Floating photovoltaic systems have been tested in Sri Lanka by Norwegian scientists. High-density polyethylene (HDPE) tubes and composite beams provide buoyancy for the solar panels.
In Kilinochchi, Sri Lanka, researchers from Norway’s Institute for Energy Technology recently tested a revolutionary floating PV system design designed by the Norwegian firm Current Solar.
Composite beams support the solar panels, and the system has a power output of 44 kW. The HDPE pipes provide the buoyancy of the system.
According to the scientists, a 15-degree tilt on the east-west orientation of the composite beams and the direction of the solar panels ensures maximal usage of the standard-length HDPE pipe. As a result, strings that face west have four strings that face east.
The Norway-based REC Group provided the REC Solar N-Peak 315 W and the REC Solar TwinPeak 295 W.
Researchers explained that there are eight strings in the FPV system, each of which has 18 modules. “For each module type, there are two strings facing west and two facing east, resulting in eight strings.” Therefore, this inverter has a separate maximum power point tracker (MPPT) for each pair of strings with the same module type and orientation.”
A 50 kW SMA inverter with a total of six MPPTs is used. Small footprint, open structure, close to water surface: these are the system’s attributes described by the group.
A reference 2.5 kW installation on the reservoir’s shore was used to measure the floating array’s performance over a year. Eight 315 W REC Solar N-Peak modules oriented at an 8-degree tilt make up the standard reference system.
The floating PV system was found free of performance concerns by academics. Despite this, the dam at which it was erected had already been dry for some years.

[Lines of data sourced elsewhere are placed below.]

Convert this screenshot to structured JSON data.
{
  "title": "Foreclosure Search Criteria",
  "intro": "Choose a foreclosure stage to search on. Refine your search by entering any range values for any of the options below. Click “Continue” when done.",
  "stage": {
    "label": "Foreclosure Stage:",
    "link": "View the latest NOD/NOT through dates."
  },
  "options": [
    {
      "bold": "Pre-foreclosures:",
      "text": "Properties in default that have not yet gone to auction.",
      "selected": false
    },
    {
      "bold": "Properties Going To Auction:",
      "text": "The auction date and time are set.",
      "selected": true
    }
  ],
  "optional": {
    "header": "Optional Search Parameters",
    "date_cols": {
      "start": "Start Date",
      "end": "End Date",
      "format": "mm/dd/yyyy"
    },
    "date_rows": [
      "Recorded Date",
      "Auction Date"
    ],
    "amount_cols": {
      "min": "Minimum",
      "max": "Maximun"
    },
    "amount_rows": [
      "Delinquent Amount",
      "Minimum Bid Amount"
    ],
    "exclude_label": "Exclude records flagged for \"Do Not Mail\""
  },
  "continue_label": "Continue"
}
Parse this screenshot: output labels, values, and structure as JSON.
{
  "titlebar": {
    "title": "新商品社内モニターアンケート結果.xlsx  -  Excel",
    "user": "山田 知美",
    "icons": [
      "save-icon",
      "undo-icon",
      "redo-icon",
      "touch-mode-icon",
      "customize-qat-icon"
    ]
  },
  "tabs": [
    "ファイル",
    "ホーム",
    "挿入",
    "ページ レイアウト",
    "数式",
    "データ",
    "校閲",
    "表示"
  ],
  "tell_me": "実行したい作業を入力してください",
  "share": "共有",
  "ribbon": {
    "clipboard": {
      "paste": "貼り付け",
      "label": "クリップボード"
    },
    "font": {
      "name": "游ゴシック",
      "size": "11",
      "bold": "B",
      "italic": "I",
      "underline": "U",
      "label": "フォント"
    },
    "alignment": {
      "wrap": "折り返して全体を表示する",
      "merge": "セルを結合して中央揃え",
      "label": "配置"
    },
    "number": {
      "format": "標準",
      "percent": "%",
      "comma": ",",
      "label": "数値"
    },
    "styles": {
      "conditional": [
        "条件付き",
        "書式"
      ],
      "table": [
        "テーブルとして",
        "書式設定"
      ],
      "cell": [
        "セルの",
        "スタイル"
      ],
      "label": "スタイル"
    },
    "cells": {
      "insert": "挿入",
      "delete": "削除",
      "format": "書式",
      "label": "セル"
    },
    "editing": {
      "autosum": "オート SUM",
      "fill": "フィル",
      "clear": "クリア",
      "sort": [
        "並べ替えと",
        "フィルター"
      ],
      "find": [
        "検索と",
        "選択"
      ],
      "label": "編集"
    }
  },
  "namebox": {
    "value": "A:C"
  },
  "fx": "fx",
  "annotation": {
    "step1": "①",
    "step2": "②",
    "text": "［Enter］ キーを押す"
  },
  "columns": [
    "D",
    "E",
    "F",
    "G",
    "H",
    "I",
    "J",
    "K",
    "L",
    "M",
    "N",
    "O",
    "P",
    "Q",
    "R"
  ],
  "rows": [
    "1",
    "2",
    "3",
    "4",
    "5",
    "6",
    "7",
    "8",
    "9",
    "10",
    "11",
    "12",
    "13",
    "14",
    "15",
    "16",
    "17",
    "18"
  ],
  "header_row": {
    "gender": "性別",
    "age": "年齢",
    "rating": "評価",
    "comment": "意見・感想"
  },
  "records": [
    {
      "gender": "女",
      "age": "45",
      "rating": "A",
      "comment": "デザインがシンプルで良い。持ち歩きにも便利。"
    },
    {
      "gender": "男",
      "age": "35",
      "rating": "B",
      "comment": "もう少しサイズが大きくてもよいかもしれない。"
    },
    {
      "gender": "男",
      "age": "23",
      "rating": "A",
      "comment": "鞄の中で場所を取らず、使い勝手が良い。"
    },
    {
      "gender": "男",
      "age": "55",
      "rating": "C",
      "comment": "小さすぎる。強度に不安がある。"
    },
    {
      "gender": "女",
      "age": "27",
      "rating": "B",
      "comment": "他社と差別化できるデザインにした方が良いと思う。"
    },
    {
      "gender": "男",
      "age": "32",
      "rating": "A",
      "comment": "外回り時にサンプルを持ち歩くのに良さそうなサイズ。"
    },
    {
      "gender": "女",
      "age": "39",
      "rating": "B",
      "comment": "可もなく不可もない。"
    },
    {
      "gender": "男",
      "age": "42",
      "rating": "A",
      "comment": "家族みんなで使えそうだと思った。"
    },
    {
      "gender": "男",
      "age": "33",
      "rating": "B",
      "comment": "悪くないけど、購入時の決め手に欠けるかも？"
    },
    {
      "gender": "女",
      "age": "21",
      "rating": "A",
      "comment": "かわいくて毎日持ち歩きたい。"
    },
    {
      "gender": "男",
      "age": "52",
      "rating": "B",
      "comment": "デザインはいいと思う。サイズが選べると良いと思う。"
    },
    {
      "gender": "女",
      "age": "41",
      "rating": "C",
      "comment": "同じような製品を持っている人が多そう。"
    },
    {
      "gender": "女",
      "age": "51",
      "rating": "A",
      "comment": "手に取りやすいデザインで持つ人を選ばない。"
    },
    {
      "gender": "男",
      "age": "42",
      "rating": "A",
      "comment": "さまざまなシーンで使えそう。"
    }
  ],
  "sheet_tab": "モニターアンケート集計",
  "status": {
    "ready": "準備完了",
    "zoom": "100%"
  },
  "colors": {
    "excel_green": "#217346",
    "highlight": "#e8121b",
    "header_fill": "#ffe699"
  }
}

According to the researchers, there is only a 0.6% difference in yield between the FPV and a nearby ground-mounted PV system when the systems are operating at their best. This difference “is not regarded as a considerable variation in performance,” they said. According to the data, “the overall performance of the system is comparable to other floating PV systems in similar climes.”
Published recently in Solar Energy, “The performance and amphibious operating potential of a new floating photovoltaic system” outlines their findings.
“Three years of operational data are needed and will be reported on at a later date,” they claimed to analyze the degradation and reliability of the system.